The World Religions Conference is a multi-faith conference typically held annually in various cities of Canada. The most noteworthy is held in South Western Ontario (Waterloo), that is considered Canada's largest and longest running multi-faith event of its kind. It started in 1981 in Brantford, Ontario. In 2001 it was moved to the University of Waterloo, Ontario. In 2005 it celebrated its Silver Jubilee (25 years) and was held in the Centre in the Square Kitchener, Ontario. From 2013~2015 it was held in the River Run Centre in Guelph. In recent years it has been organized annually the University of Waterloo, Ontario.

The World Religions Conference (WRC) brings together scholars from the world’s major religions to speak on a common topic from the point of view of their respective religious traditions. Faith groups make presentations of recitations of their holy scriptures and set up displays at the event. The WRC serves the purpose of educating members of the community regarding interesting and relevant topics by providing a platform where all major religions can pool their collective wisdom and teachings regarding the topic.

The conference is sponsored and organized by the Ahmadiyya Muslim Community of Canada with the partnership and cooperation of numerous faith groups, local municipalities and a few businesses. The event has been attended by 500~700 delegates from the public in recent years.
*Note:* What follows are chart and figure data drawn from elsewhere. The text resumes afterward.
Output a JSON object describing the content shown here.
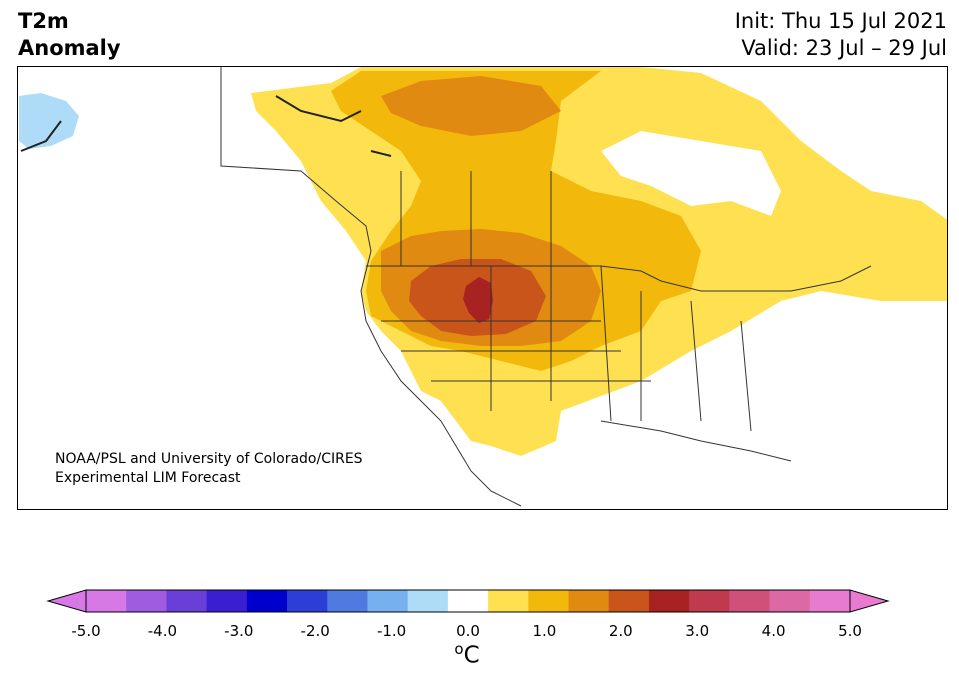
{
  "header": {
    "title_line1": "T2m",
    "title_line2": "Anomaly",
    "init": "Init: Thu 15 Jul 2021",
    "valid": "Valid: 23 Jul – 29 Jul"
  },
  "credit": {
    "line1": "NOAA/PSL and University of Colorado/CIRES",
    "line2": "Experimental LIM Forecast"
  },
  "colorbar": {
    "unit_main": "C",
    "unit_sup": "o",
    "ticks": [
      "-5.0",
      "-4.0",
      "-3.0",
      "-2.0",
      "-1.0",
      "0.0",
      "1.0",
      "2.0",
      "3.0",
      "4.0",
      "5.0"
    ],
    "levels": [
      -5.0,
      -4.5,
      -4.0,
      -3.5,
      -3.0,
      -2.5,
      -2.0,
      -1.5,
      -1.0,
      -0.5,
      0.5,
      1.0,
      1.5,
      2.0,
      2.5,
      3.0,
      3.5,
      4.0,
      4.5,
      5.0
    ],
    "colors": [
      "#d679e6",
      "#a05ce0",
      "#6a3fd8",
      "#3a1fd0",
      "#0000cc",
      "#2b3fd6",
      "#4f7ae0",
      "#77b0ee",
      "#aedcf8",
      "#ffffff",
      "#fee050",
      "#f2b90c",
      "#e08a12",
      "#c9551a",
      "#a82222",
      "#c03a4e",
      "#cf5078",
      "#dc69a6",
      "#e87ad0"
    ],
    "extend_low_color": "#d679e6",
    "extend_high_color": "#e87ad0"
  },
  "map": {
    "region": "North America",
    "land_color": "#ffffff",
    "ocean_color": "#ffffff",
    "anomalies": [
      {
        "area": "Northern Rockies / Northern Plains",
        "anomaly_c": 3.0
      },
      {
        "area": "Alaska (north coast)",
        "anomaly_c": -1.0
      },
      {
        "area": "Canadian Prairies",
        "anomaly_c": 1.5
      },
      {
        "area": "Hudson Bay region",
        "anomaly_c": 1.0
      },
      {
        "area": "Eastern Canada",
        "anomaly_c": 1.0
      }
    ]
  }
}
Scholars representing 7~9 faiths from Indigenous Spirituality, Hinduism, Buddhism, Judaism, Christianity, Islam, Sikhism, Baháʼí Faith and Humanism included in each year. Several local, provincial and national leaders also attend and bring greetings to the delegates at the conference. The conference aims to bring different religious communities together in a manner which breeds tolerance, peace, cooperation, and understanding among the different religions of the society.